There must be a moment before a man gets struck by lightning when he says, “Man, I shouldn’t be out here…”
Standing on the turf course, looking toward the Pimlico grandstand Saturday afternoon, I was thinking that thought. Lightning had already appeared beyond the backstretch, it seemed like a long way away, but now, looking over the grandstand, there was no doubt, it was coming. My radio cohorts, safe and secure (well, as safe and secure as you can feel in a wooden hut on a roof) described the weather, “…under battleship gray skies…sprinkling…we could be in for a storm.”
I listened. And scoffed. It had long since turned from “If it rains…” to “when it rains…” It had long since turned from “we might get some thunderstorms…” to “when we get thunderstorms…” Earlier, Maryland Jockey Club’s Georganne Hale had given me the inside scoop of when to head for higher ground, “When you see the Geico plane leave, we’re in trouble.”
When she said it, I looked up at the plane pulling the Geico banner. It circled, confidently. I felt relieved.
Minutes later, American Pharoah walked from the stakes barn, the first horse to turn right along the dirt track and head to the inside paddock, just the horse and two grooms, no hype, no entourage. Trainer Bob Baffert trailed well behind him, arousing the crowd but not his horses, as the Derby winner walked well ahead and the Kentucky Derby third Dortmund walked well behind the Hall of Fame trainer, his son Bode and the rest of the team.
The sky was dark, menacing, the infield crowd funneled out, but the Geico plane was still flying.
And then it wasn’t.
As Preakness horses circled on the turf course, the plane had long disappeared. There was something disconcerting about an insurance company abandoning us in our hour of need. I held a microphone (wondering if it conducted electricity) and fondled a blue poncho in my pocket. It would be needed, it was just if I could wait until a commercial break to slide it over suit, ear piece and NBC Radio microphone flag. The wind went from blowing sideways to blowing from below. The rain began slowly, then steadily, then pelting, then lashing. Like a boy throwing sand at his sister and not getting caught.
It came in waves, torrents.
By then, eight 3-year-olds meandered on the turf course, handling the weather like mustangs on a prairie. American Pharoah seemed quiet, I couldn’t decide if that was a negative or a positive. He looked like a different horse from the one who pulled hard on the brass shank before the Derby. Around him, it looked like open mic night as Chuck Fipke and crew took photos of Tale Of Verve in the paddock, like they had won. Then the Bodhisattva crew did the same. I’ve never seen win photos taken before a race, the horses stood for the picture, like they were police horses in front of tourists in Times Square.
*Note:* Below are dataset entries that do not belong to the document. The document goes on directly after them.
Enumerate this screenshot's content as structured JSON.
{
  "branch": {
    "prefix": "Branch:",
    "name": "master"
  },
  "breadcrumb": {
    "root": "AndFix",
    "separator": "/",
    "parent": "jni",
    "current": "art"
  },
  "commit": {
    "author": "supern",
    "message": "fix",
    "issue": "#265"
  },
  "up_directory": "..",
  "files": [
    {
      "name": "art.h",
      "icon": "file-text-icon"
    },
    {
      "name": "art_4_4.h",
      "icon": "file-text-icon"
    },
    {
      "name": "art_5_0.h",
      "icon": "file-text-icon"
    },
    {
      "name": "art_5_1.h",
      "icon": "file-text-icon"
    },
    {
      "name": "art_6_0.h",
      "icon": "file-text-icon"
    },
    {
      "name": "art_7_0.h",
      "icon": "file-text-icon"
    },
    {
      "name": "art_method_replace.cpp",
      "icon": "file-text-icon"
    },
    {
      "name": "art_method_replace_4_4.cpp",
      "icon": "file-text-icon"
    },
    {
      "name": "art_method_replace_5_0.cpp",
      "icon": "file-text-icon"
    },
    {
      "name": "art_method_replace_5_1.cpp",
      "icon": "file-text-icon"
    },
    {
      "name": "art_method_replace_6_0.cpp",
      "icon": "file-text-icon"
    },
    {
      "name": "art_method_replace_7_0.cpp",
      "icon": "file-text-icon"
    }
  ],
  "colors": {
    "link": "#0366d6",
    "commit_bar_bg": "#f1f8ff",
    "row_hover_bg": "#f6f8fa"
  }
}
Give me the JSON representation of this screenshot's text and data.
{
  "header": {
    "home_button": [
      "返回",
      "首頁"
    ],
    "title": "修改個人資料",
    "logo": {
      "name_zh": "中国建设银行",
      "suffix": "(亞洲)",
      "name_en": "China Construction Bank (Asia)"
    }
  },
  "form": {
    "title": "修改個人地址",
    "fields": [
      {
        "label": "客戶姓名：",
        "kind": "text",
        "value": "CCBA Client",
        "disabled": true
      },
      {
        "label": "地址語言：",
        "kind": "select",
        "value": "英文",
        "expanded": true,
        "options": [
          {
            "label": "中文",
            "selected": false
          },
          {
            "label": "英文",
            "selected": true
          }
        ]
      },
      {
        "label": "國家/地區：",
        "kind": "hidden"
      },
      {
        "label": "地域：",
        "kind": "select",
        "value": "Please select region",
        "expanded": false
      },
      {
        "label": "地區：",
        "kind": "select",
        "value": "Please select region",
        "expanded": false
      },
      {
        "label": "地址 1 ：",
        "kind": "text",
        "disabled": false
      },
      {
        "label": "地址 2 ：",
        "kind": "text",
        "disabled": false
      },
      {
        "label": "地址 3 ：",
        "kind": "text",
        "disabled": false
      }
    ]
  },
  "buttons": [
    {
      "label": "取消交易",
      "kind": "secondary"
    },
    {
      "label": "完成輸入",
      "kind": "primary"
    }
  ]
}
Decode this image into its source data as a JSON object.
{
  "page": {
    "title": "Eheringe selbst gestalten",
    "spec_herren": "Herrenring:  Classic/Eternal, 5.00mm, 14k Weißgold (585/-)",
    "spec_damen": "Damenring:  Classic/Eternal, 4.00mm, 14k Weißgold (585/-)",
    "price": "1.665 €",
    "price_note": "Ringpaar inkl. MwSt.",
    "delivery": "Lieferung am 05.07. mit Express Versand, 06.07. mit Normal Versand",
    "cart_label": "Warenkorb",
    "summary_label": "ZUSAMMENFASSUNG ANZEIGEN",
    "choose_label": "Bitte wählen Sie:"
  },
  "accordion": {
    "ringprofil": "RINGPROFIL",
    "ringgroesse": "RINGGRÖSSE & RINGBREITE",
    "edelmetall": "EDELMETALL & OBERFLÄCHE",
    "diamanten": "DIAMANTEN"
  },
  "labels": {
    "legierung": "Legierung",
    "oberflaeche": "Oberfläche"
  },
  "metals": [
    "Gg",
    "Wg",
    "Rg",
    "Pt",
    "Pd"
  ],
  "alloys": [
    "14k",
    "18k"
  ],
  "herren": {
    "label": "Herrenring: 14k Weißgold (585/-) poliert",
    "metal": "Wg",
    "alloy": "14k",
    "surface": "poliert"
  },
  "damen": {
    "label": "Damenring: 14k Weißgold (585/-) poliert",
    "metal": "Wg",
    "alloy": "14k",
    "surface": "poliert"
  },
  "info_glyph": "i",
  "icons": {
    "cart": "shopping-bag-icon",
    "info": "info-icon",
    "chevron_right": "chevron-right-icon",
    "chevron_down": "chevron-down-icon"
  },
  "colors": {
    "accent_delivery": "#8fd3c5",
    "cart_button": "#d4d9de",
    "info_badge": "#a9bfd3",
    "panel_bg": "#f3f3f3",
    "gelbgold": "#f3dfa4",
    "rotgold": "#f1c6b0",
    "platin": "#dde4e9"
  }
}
If they only knew what was about to happen.
Thunder clapped as the horses flitted over the slop in front of the crowd, Firing Line hopped in the air at the sound, Gary Stevens clutching a handful of mane, promising his colt it was OK. Only in horse racing does a pilot reassure the plane in the moment of turbulence.
The track went from fast to sloppy, quickly. Water pooled on top of the dirt track, like a Gore-Tex commercial, swirling and stewing, as the eight horses galloped into the rain on the way to the start.
Victor Espinoza, if he had any question about what he was going to do from the rail, changed his plan. And then American Pharoah worked the plan.
Splashing to the front from the rail, the Derby winner made sure the crowd, the world, loved the rain instead of cursed the rain. In this sport – any sport – you want reasons, not excuses. American Pharoah made sure there would be no excuses on Saturday, May 16, 2015. Triple Crowns are earned, American Pharoah earned the second leg, scampering to the lead and finishing it off with a 7-length romp. Yes, he went slowly. And, yes, there were excuses from others – Firing Line stumbled, Dortmund never traveled – but you can only eat what’s on your plate and American Pharoah did what he had to do.
As for the rest of us, we’re still drying out our shoes.